There are a few reasons I've chosen these parts over the ones you did. The i7 2600K is $20 cheaper than the 3770K, and the 2600K will give you better performance as long as you overclock. With that $20 you saved, you can use $15 of it to put towards a better cooler. You will be able to get better overclocks and overall cooling from the V6 GT.
The ram you picked out is nice, but the Mushkin kit I posted is better because the timings are tighter. They will run faster than the Corsair kit you posted.
Everything else looks good though. I would personally go with a Radeon HD 7970 instead of the GTX 680, because the 7970 has more VRAM which means it will be able to handle higher resolutions, and you can overclock the 7970 to perform better than the GTX 680.

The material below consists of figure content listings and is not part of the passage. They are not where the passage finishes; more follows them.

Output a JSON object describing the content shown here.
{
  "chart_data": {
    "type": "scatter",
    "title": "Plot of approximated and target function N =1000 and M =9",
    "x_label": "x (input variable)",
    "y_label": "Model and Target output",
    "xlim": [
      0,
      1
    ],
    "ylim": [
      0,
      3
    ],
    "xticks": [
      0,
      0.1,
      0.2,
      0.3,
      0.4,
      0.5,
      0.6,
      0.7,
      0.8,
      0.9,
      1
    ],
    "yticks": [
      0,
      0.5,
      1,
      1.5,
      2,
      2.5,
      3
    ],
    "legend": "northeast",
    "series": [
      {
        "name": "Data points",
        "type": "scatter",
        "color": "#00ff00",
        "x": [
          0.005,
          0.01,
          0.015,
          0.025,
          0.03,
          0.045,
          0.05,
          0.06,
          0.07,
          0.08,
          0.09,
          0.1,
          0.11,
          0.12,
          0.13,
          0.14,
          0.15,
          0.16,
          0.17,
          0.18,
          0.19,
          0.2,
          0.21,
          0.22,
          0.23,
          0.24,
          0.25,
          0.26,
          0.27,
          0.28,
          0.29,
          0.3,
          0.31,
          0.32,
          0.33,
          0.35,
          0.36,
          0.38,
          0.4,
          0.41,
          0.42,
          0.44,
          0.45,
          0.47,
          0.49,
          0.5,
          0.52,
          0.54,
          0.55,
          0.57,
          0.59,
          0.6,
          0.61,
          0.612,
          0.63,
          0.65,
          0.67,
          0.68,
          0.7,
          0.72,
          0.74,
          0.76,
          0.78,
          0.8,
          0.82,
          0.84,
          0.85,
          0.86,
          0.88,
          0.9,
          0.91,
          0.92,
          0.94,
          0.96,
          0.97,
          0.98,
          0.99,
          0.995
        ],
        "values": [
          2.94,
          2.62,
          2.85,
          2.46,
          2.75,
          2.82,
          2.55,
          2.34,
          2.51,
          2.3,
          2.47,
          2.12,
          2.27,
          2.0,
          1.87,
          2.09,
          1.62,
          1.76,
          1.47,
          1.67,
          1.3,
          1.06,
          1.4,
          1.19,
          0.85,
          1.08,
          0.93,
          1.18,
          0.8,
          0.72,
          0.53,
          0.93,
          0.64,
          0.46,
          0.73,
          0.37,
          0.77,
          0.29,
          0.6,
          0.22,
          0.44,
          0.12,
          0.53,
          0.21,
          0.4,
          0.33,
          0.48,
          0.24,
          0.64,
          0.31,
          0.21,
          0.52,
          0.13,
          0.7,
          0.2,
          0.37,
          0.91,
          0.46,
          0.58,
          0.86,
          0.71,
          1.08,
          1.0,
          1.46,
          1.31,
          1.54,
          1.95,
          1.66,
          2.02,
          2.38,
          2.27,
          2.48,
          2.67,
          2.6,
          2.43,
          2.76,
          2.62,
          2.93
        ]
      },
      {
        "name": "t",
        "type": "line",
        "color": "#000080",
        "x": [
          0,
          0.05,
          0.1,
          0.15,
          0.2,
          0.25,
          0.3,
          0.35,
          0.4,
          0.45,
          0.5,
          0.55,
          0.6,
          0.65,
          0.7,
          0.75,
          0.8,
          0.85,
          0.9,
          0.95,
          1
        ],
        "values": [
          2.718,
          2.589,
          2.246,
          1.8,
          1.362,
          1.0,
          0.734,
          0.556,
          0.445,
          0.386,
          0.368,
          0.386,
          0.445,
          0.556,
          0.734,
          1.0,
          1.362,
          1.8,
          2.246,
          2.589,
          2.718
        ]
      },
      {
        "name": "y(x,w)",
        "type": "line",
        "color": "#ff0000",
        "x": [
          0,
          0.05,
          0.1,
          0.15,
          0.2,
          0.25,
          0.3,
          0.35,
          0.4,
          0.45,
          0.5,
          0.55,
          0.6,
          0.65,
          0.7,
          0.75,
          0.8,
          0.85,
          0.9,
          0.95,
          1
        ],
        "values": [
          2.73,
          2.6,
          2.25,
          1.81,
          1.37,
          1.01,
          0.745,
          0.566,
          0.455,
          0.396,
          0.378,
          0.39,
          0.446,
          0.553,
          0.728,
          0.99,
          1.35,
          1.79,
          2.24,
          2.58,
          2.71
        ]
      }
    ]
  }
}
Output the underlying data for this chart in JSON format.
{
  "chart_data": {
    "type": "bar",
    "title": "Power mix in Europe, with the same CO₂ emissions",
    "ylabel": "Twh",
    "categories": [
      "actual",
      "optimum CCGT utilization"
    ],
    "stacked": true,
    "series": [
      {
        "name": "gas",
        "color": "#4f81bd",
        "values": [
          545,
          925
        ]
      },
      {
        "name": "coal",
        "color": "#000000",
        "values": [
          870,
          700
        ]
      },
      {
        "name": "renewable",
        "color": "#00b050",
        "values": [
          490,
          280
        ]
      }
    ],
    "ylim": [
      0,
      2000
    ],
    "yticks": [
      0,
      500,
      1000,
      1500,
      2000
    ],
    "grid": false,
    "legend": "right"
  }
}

So are you going to try out overclocking? I know when I first started building computers I didn't even want to think about it, but it's actually really easy and won't hurt your computer as long as you know what you're doing.
its looking pretty good,for first time its great. however you might consider going sandy bridge instead of ivy bridge,believe it or not sandy bridge is better for gaming,and i would go with the AMD Radeon HD 7970 its has more VRAM and its 384bit.
I second the changes that Vortex made. The 2700k is just a better CPU. It overclocks better, runs a little cooler, and is fast as hell. That mushkin ram is also really nice. We are using it in a few systems here. It's great.
okay well I just was wondering about overclocking and it looks easy looked at some tuts. Willing to attempt. and don't i need a software program to see if it's stable?
also I would probably change the graphics card to what you guys said and the ram. And how long do you think the 7970 would put games at max? like for how many months
I would think it could run games maxed for at least a year...probably longer than that actually.
And for overclocking, you're going to need a few monitoring and stability testing programs.
Use CPU-Z to check what your voltages, base clock, and multiplier are set at. The voltage will often be different in CPU-Z than what you set it at in the bios.
I personally use hardware monitor to monitor temperatures. You could also use coretemp, but I personally think hardware monitor is more accurate.
Use Prime 95 to test for stability. If you can run it for 12 hours straight without your computer crashing or hanging, then your overclock is stable.
Oh, and one more thing. With the 2600K, DO NOT exceed 1.55 V. That is too much voltage and it could damage your cpu. Most people aren't even comfortable running it at 1.5 V and up.
Well it depends on the Silicon Lottery, lol. Some 2600K's will overclock really really well with lower voltages, while others might take more of a push. They're not all created equal. 1.4 V isn't necessarily ideal, but it is acceptable.
I'm personally a little bitter because I got the short end of the stick in the silicon lottery, lol. I'm running my 2600K at 4.5 Ghz at 1.385 V.
Yeah, you should be able to hit 4.5Ghz fairly easily with the 2600K. I want to see if I can take mine higher. I would like to see 5Ghz but I don't know if that's going to happen. I'm going to have to pump a lot of voltage and get a custom water cooling loop in order to get it that high though.